Report more cohabitant financial claims, advocate pleads
There should be more reporting of judgments dealing with claims for financial provision at the end of cohabitation, according to a family law advocate.
Kirsty Malcolm made the comment during an evidence session at the Justice Committee of the Scottish Parliament, which is scrutinising the Family Law (Scotland) Act 2006.
Part of the discussion centred on s 28 of the Act, which made such claims possible for unmarried couples who split up, and Ms Malcolm described as “disappointing” the level of publicity given to judgments on applications under s 28.
She said she was aware of a far greater number of applications, and decisions taken, than were published on the Scottish Courts & Tribunals website.
“For practitioners to properly understand an approach the court might or might not take, it seems to me that that is not going to happen unless there is publication of the decisions that are being made by sheriffs,” Ms Malcolm added.

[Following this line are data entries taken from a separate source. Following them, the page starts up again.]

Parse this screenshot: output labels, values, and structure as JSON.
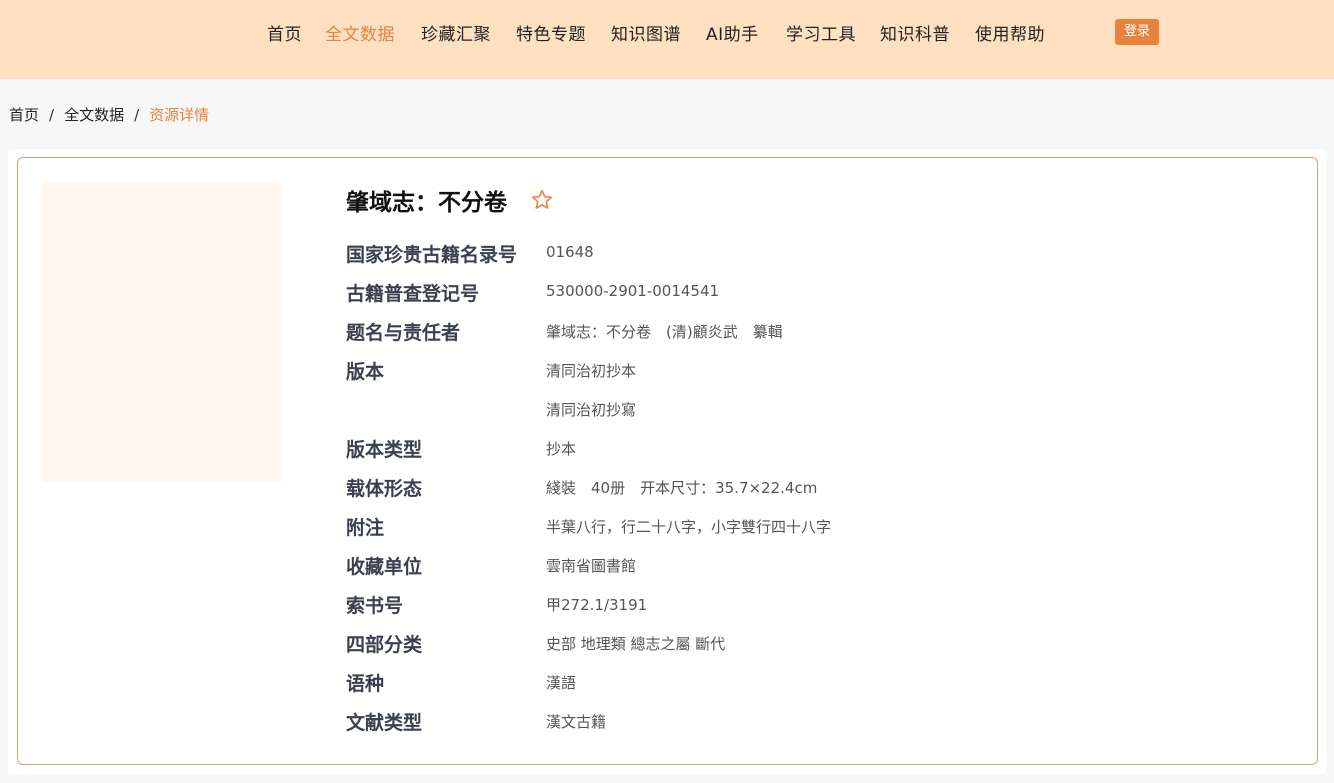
{
  "nav": {
    "items": [
      "首页",
      "全文数据",
      "珍藏汇聚",
      "特色专题",
      "知识图谱",
      "AI助手",
      "学习工具",
      "知识科普",
      "使用帮助"
    ],
    "active": "全文数据",
    "login": "登录"
  },
  "breadcrumb": {
    "items": [
      "首页",
      "全文数据",
      "资源详情"
    ],
    "separator": "/"
  },
  "book": {
    "title": "肇域志：不分卷",
    "favorite_icon": "star-outline-icon",
    "fields": [
      {
        "label": "国家珍贵古籍名录号",
        "values": [
          "01648"
        ]
      },
      {
        "label": "古籍普查登记号",
        "values": [
          "530000-2901-0014541"
        ]
      },
      {
        "label": "题名与责任者",
        "values": [
          "肇域志：不分卷　(清)顧炎武　纂輯"
        ]
      },
      {
        "label": "版本",
        "values": [
          "清同治初抄本",
          "清同治初抄寫"
        ]
      },
      {
        "label": "版本类型",
        "values": [
          "抄本"
        ]
      },
      {
        "label": "载体形态",
        "values": [
          "綫裝　40册　开本尺寸：35.7×22.4cm"
        ]
      },
      {
        "label": "附注",
        "values": [
          "半葉八行，行二十八字，小字雙行四十八字"
        ]
      },
      {
        "label": "收藏单位",
        "values": [
          "雲南省圖書館"
        ]
      },
      {
        "label": "索书号",
        "values": [
          "甲272.1/3191"
        ]
      },
      {
        "label": "四部分类",
        "values": [
          "史部 地理類 總志之屬 斷代"
        ]
      },
      {
        "label": "语种",
        "values": [
          "漢語"
        ]
      },
      {
        "label": "文献类型",
        "values": [
          "漢文古籍"
        ]
      }
    ]
  },
  "colors": {
    "accent": "#e6843f",
    "header_bg": "#ffe1c2",
    "card_border": "#e0a070"
  }
}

“I do not know what rules apply in relation to sheriffs putting their judgments on the Scottish Courts website, what dictates whether they do and don’t… it would clearly help them as well, among the shrieval profession… if there is more publicity about the judgments that are being reached, then everybody benefits.”
Another point of discussion was the forms used to inform a child of an action and to seek his or her views. Ms Malcolm told the committee that wholesale reform of the forms was being undertaken and that the Faculty regarded them as “a wholly inadequate document”.
Faculty has previously proposed that advice should be sought from child psychologists and teachers – and from children themselves.